Desa Cantik 2026 Samosir digelar sebagai upaya meningkatkan kemampuan desa dalam mengelola data statistik. Dalam kegiatan ini juga dilakukan penandatanganan komitmen bersama oleh kepala desa yang menjadi lokasi program.
Kadis Kominfo menegaskan bahwa data berkualitas menjadi kunci utama dalam perencanaan pembangunan. Menurutnya, peran Diskominfo sangat penting dalam mendukung digitalisasi, pengelolaan data, serta penyebaran informasi di tingkat desa.

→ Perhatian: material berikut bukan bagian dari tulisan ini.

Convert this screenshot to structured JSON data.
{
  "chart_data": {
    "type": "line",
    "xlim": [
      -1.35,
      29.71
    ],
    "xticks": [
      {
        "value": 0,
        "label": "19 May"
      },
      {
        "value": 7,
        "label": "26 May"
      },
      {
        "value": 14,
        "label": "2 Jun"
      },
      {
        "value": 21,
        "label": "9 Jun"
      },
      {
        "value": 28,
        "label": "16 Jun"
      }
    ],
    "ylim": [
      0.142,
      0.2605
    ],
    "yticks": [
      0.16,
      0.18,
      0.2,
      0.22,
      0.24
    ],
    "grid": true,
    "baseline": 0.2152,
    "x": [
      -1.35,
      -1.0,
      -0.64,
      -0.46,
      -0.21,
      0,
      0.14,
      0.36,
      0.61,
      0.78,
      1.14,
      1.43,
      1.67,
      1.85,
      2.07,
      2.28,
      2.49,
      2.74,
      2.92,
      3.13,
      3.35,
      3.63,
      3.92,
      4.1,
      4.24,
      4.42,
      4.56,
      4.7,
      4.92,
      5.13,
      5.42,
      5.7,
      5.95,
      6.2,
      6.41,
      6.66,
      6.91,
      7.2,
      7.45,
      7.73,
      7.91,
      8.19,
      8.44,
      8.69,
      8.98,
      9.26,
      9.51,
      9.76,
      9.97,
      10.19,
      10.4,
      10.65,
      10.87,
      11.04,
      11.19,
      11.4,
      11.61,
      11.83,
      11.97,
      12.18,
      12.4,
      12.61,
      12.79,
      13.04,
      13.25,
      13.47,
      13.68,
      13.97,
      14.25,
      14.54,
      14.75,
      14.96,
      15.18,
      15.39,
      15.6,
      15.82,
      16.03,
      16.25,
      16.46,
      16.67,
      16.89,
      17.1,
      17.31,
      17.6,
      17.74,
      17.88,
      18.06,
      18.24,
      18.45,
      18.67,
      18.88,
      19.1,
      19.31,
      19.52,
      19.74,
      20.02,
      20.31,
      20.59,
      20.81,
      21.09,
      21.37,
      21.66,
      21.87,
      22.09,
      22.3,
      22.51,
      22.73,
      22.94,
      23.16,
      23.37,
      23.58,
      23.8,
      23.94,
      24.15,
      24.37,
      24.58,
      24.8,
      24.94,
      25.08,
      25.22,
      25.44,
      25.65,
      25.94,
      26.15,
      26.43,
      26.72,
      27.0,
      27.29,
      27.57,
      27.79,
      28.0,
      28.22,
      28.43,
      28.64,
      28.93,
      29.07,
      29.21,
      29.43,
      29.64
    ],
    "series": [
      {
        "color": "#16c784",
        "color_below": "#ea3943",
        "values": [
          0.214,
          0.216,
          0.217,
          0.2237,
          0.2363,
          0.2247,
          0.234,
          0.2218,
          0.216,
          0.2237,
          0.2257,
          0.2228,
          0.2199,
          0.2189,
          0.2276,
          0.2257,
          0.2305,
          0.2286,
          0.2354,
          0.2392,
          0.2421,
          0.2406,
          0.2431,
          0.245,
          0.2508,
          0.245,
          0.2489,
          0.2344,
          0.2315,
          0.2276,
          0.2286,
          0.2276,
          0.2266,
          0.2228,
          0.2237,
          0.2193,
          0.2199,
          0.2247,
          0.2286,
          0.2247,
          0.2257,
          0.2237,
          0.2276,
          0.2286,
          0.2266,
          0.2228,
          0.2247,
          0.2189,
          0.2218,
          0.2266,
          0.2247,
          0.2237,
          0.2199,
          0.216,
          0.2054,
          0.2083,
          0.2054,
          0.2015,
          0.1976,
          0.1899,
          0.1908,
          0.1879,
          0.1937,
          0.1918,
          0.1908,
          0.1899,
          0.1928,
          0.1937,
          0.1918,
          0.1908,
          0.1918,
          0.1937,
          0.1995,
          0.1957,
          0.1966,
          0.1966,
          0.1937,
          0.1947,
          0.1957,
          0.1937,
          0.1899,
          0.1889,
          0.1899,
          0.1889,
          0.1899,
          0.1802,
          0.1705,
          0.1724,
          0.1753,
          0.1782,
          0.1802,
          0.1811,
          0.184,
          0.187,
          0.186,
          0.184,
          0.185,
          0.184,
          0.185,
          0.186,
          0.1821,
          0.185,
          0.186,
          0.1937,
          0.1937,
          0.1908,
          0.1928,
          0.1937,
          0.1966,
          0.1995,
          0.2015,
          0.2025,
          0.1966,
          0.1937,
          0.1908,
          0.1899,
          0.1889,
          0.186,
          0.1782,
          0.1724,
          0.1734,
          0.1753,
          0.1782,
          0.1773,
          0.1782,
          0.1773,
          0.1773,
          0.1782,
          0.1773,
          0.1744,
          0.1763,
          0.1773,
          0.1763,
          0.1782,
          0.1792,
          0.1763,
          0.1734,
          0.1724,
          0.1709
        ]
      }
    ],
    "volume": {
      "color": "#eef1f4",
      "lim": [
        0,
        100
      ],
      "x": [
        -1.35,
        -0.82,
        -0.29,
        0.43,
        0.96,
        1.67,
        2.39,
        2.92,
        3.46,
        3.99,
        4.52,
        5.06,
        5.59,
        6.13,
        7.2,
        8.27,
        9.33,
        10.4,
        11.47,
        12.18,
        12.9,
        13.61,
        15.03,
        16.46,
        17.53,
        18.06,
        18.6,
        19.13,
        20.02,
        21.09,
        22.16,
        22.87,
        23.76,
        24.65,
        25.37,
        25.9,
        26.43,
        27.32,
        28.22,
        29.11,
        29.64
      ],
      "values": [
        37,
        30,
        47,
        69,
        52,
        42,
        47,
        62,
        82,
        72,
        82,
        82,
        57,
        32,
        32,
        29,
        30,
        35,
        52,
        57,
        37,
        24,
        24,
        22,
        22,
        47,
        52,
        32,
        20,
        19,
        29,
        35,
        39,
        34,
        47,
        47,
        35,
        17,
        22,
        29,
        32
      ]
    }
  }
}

“Data yang dihasilkan harus benar-benar berkualitas agar bisa digunakan untuk menyusun program pembangunan yang tepat sasaran,” ujarnya.
Ia menjelaskan, dukungan Diskominfo mencakup penyediaan infrastruktur digital, pembinaan teknis, pengembangan website desa, hingga penguatan agen statistik dan inovasi berbasis data. Program ini diharapkan ke depan dapat menjangkau seluruh desa di Kabupaten Samosir.

Sementara itu, Kepala BPS Samosir Devitanorani Saragih menegaskan bahwa desa merupakan ujung tombak pembangunan nasional. Ia menilai kualitas data sangat menentukan kualitas perencanaan dan hasil pembangunan.
Program Desa Cantik 2026 di Samosir menyasar tiga desa, yaitu Pardomuan I, Hutanamora, dan Parsaoran I. Ketiga desa ini akan mendapatkan pembinaan untuk meningkatkan kapasitas dalam pengelolaan data.
Perwakilan kepala desa, Ihut Irencius Malau, menyampaikan dukungan terhadap program tersebut, meskipun masih terdapat kendala seperti keterbatasan anggaran dan kebutuhan kejelasan dalam pengolahan data.
Camat Pangururan Robintang Elfrianto Naibaho menambahkan bahwa data yang baik harus memenuhi prinsip akurat, lengkap, konsisten, relevan, dan selalu diperbarui.
Dukungan juga datang dari Dinas Sosial PMD melalui Boranto Tamba serta Bapperida melalui Shintya Sitompul yang menilai data desa sangat penting dalam penyusunan dokumen perencanaan pembangunan.
Dalam kegiatan ini juga disampaikan berbagai materi pembinaan, mulai dari standar statistik nasional, pengelolaan metadata, hingga sosialisasi program nasional seperti Data Tunggal Sosial Ekonomi Nasional dan Sensus Ekonomi 2026.
Melalui kegiatan ini, diharapkan desa-desa di Samosir mampu menghasilkan data yang akurat dan berkualitas sebagai dasar pembangunan berkelanjutan dan peningkatan kesejahteraan masyarakat. (Red/Rel).